Fort were give the deduction and a £150 fine for fielding an ineligible player for three matches on Thursday.
The sanctions have been viewed as severe by some but Houston claims league officials had no option but to take the course of action after making changes to the rules after Buckie Thistle named an ineligible player on their bench at the end of the 2016-17 season after he had returned from loan at another club.
Houston said: “It is fair to say that the League Management Committee was very aware of Fort William’s current difficulties, and had no appetite for the application of the penalty element, but was obliged by the mandatory nature of the rules to impose the penalty it did.
“The league’s view is that it will apply sanctions within the terms set out for any breach of its rules, without fear or favour, because the rules are agreed by all clubs in membership, as is compliance with those rules.
“The Highland League’s constitution and rules are published annually on its website.”
Houston believes there are crucial differences between Buckie and Fort William’s registration issues.
Looking at the most recent incident, Houston added: “The difference between this one and the previous one is that not only did the player in question play on three occasions, but the rules governing the case were significantly different from those in 2016-17.
He said: “The issue of player eligibility can arise in connection with any match in any of the SHFL’s competitions.
“However, in the last three seasons, it has cropped up with respect to league championship fixtures on two separate occasions.
“The only common thread is the title player eligibility.
“The first instance related to the eligibility of a player listed by Buckie Thistle for a match during 2016-17. The player was listed as a substitute and was not fielded during the match in question.
“When the matter was considered by the LMC, there was a realisation that the rules as framed at the time generated some ambiguity.
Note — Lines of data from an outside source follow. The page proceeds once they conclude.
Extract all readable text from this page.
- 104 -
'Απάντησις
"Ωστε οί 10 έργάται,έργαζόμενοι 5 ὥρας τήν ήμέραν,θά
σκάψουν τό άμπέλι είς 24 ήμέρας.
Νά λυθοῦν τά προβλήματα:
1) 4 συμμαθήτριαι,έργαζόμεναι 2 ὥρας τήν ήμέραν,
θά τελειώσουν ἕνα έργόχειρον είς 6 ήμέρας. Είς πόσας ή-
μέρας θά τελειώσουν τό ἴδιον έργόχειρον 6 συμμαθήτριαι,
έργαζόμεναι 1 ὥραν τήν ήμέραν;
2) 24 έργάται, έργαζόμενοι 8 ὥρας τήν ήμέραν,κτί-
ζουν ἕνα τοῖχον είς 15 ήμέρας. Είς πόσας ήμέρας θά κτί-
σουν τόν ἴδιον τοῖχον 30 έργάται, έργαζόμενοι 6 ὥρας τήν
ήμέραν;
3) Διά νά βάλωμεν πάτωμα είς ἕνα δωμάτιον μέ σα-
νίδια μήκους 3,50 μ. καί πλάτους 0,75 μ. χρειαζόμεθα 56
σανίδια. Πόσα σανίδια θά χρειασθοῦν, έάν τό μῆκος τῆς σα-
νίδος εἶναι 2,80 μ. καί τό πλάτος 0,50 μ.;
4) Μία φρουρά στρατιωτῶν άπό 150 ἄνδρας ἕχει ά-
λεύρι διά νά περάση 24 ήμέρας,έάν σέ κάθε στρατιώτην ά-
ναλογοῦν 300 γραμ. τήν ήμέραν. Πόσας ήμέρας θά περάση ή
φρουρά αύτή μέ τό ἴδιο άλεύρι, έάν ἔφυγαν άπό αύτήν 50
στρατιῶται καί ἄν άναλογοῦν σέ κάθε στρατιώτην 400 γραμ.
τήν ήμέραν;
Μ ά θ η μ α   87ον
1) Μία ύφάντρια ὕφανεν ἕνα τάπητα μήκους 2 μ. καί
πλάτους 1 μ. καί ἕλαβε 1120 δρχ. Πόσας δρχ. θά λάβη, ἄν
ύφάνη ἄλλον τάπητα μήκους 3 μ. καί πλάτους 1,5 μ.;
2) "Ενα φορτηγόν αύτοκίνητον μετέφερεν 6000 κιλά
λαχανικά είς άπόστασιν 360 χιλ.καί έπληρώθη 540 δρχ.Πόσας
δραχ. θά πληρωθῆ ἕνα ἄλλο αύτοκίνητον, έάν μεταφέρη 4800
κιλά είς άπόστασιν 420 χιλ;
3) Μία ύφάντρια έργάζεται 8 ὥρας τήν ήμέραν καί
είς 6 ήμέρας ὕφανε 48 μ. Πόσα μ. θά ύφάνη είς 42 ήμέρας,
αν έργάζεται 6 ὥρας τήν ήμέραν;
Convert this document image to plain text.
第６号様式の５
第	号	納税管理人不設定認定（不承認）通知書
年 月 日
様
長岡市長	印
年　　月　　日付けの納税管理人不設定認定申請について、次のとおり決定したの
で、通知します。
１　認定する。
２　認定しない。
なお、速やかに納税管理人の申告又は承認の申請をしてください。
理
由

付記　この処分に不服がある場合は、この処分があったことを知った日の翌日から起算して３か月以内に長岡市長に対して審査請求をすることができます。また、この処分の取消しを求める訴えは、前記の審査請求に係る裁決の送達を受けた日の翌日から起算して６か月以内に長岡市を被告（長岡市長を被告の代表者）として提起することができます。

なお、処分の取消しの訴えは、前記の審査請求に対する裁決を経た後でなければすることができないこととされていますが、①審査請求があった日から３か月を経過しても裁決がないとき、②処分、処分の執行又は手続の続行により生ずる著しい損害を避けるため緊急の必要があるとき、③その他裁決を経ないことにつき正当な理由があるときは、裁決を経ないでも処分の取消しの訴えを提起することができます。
For example, does listing a player on the team line amount to an offence or is it the actual act of playing in the match?
“In that case, the LMC decided that the club had not breached the terms of the rules at that time.
“However, the LMC also decided that the relevant section of the rules should be rewritten to provide greater clarity, so amended rules were adopted at the league’s annual meeting in 2017.
“What is important to note is that the rule relating to imposition of penalty was unchanged during and since that revision. The penalty remains a mandatory combination of points deduction and fine.
“The only discretion the LMC has is the scale of fine with the rule providing for a maximum of £500 per match in which the rule was deemed to have been broken.”